The Tiergarten (Animal Garden) is Berlin’s largest public park and very popular with joggers, bicyclists’ and the person wanting to take in the sights. For a casual stroll, you can walk along the Neuer See – a popular lake in the Tiergarten district and the Spree River, one of Berlin’s main attractions.
For the more adventurous tourist, taking a walk through the Tiergarten district, will give the visitor a glimpse of the area’s rich history and today’s culture that make up this thriving community. A good pair of walking shoes is recommended.
The Siegessäule (Victory Column) is a great place to start your walk. It is located in the central part of the Tiergarten, and stands 69 meters in height. The original site it once stood on was at Königsplatz (now Platz der Republik), the square in front of the Reichstag. In 1938, the Nazi government relocated it to its current location at the Grosser Stern. Visitors can climb to the top of the Siegessäule to an observatory and catch a great view of the Reichstag, Brandenburg Gate and the rest of the city.
Our walk from the Siegessäule will take us to the Hansaviertal, a small community between the Tiergarten and the Spree River. Built in the 19th century and housing mostly wealthy middle class citizens, it was almost destroyed during World War II. From 1957 to 1961 with the help from some of the world’s leading architects, the community was rebuilt with some of the most modern apartments and shopping center.
Our Next stop is (Schloss Bellevue) Bellevue Palace, situated on the northwestern corner of the Tiergarten district and the residence to the President of Germany. This magnificent palace was built in 1786 for Prince Ferdinand of Prussia, the youngest brother to Friedrich the Great and designed by Philipp Daniel Boumann.
The next stop on our walk is the Soviet War Memorial located near the Brandenburg Gate. Constructed of marble taken from Adolph Hitler’s Chancellery, it is the final resting place for more than 2,500 Soviet soldiers who died fighting against Nazi Germany in World War II. In the center of the monument is a statue of a Soviet soldier holding a child in one hand and a sword in the other. The monument is flanked by two T34 tanks, believed to be the first to have entered the city.
Now it’s time to head up Straße des 17. Juni to the famous (Brandenburger Tor) Brandenburg Gate, the symbol of Berlin. Surrounded by the wall for over thirty years, it is known as the gateway into the city. Construction began in 1788 and completed in 1791 by Carl Gotthard Langhans. Vehicles are not allowed through the gate, making it pedestrian friendly and a joy walking through the columns into what was once East Berlin.
The next destination on our walk is the Reichstag located north of the Brandenburg Gate, an impressive neo-Renaissance building constructed in 1884-1894. Once again, it has become the seat for the German Parliament. The new glass dome housed above the Reichstag offers visitors a 360 degree panorama of the city. If you take a close look, you can spot some of the former Soviet-era graffiti scribbled on the roof.

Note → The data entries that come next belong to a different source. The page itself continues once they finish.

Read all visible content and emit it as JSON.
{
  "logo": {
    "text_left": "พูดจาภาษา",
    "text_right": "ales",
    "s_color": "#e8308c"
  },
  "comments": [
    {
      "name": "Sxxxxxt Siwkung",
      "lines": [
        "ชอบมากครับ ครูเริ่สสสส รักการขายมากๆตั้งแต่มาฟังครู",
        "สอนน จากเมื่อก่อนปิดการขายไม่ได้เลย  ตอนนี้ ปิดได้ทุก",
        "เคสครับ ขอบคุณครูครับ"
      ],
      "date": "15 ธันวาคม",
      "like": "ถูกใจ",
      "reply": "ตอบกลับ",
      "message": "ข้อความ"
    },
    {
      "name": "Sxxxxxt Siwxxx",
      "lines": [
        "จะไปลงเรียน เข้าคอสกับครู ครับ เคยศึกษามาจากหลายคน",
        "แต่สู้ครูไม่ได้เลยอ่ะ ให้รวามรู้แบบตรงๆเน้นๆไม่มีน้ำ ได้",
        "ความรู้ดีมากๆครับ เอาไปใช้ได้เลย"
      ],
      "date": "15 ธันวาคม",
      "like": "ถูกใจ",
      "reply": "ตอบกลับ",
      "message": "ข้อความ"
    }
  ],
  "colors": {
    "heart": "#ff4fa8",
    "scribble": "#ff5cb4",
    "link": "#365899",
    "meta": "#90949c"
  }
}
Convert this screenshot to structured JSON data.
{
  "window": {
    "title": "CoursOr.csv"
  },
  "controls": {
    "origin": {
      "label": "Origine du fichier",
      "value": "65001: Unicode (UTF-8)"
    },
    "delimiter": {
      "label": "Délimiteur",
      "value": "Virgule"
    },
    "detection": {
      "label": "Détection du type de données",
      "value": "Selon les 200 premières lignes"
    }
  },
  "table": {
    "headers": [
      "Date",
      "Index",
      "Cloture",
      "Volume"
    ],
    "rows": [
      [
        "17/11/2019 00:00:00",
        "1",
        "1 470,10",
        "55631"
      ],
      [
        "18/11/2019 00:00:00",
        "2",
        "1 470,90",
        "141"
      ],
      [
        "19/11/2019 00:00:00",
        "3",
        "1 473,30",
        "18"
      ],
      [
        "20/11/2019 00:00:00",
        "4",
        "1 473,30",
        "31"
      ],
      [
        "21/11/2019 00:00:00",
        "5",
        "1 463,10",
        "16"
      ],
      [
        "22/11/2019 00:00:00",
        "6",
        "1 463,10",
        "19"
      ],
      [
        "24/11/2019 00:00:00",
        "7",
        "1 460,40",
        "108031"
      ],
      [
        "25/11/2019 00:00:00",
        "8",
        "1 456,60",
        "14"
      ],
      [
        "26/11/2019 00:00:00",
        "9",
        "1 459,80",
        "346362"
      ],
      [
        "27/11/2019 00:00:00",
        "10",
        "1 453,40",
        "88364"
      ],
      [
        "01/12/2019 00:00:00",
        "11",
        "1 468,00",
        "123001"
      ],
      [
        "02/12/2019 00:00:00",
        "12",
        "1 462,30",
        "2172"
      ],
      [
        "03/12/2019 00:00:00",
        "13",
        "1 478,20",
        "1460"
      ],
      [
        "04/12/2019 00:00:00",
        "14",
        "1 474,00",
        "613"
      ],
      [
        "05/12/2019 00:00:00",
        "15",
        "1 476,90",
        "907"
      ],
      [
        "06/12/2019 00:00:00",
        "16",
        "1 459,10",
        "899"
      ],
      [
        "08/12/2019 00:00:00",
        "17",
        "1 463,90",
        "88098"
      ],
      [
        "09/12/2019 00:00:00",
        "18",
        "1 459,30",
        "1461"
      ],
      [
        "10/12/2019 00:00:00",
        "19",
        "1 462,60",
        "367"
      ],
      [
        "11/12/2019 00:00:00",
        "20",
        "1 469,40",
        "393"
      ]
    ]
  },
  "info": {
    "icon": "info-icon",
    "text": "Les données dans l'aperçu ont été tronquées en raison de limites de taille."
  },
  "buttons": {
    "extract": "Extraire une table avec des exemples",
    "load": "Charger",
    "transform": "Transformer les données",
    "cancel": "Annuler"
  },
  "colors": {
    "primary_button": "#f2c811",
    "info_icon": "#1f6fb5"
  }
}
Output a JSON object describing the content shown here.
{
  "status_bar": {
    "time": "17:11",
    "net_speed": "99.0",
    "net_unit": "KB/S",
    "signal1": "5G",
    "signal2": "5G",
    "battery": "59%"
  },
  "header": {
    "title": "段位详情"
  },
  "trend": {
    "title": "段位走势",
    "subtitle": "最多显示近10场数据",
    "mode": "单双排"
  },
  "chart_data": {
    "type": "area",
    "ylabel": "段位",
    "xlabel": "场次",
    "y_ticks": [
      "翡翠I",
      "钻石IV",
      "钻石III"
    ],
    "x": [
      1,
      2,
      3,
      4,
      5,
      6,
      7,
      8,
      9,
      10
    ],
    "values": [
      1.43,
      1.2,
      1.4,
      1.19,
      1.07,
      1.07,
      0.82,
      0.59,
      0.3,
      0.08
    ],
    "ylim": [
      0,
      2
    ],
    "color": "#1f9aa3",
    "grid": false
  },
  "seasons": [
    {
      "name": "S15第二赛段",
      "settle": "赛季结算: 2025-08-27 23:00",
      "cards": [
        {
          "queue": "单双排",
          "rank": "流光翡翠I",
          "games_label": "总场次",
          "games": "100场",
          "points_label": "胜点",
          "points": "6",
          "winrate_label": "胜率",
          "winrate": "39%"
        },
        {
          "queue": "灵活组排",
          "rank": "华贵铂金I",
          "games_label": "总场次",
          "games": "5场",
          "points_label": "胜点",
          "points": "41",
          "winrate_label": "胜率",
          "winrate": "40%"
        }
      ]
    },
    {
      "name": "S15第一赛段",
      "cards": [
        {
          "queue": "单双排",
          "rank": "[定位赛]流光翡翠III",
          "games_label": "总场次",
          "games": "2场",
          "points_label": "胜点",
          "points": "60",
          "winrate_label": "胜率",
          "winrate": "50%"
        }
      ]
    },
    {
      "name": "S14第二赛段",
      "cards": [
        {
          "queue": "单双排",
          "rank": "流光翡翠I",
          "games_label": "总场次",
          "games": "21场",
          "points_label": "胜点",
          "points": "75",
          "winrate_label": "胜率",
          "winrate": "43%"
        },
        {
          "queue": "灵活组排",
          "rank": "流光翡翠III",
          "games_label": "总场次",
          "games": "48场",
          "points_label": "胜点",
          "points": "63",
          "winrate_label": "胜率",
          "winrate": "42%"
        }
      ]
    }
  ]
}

From the Reichstag, we’ll make our way south along Ebertstrasse to a line of cobblestones where the Berlin Wall once stood. If you follow the line, you can explore the remaining traces of the once might fortification. Today, it is a busy street with new offices, apartments and hundreds of shoppers and tourists lining the street.
Exploring the Tiergarten district is an educational experience for both young and old, where the rich history and culture of this community will always be a driving force for the people and the city of Berlin.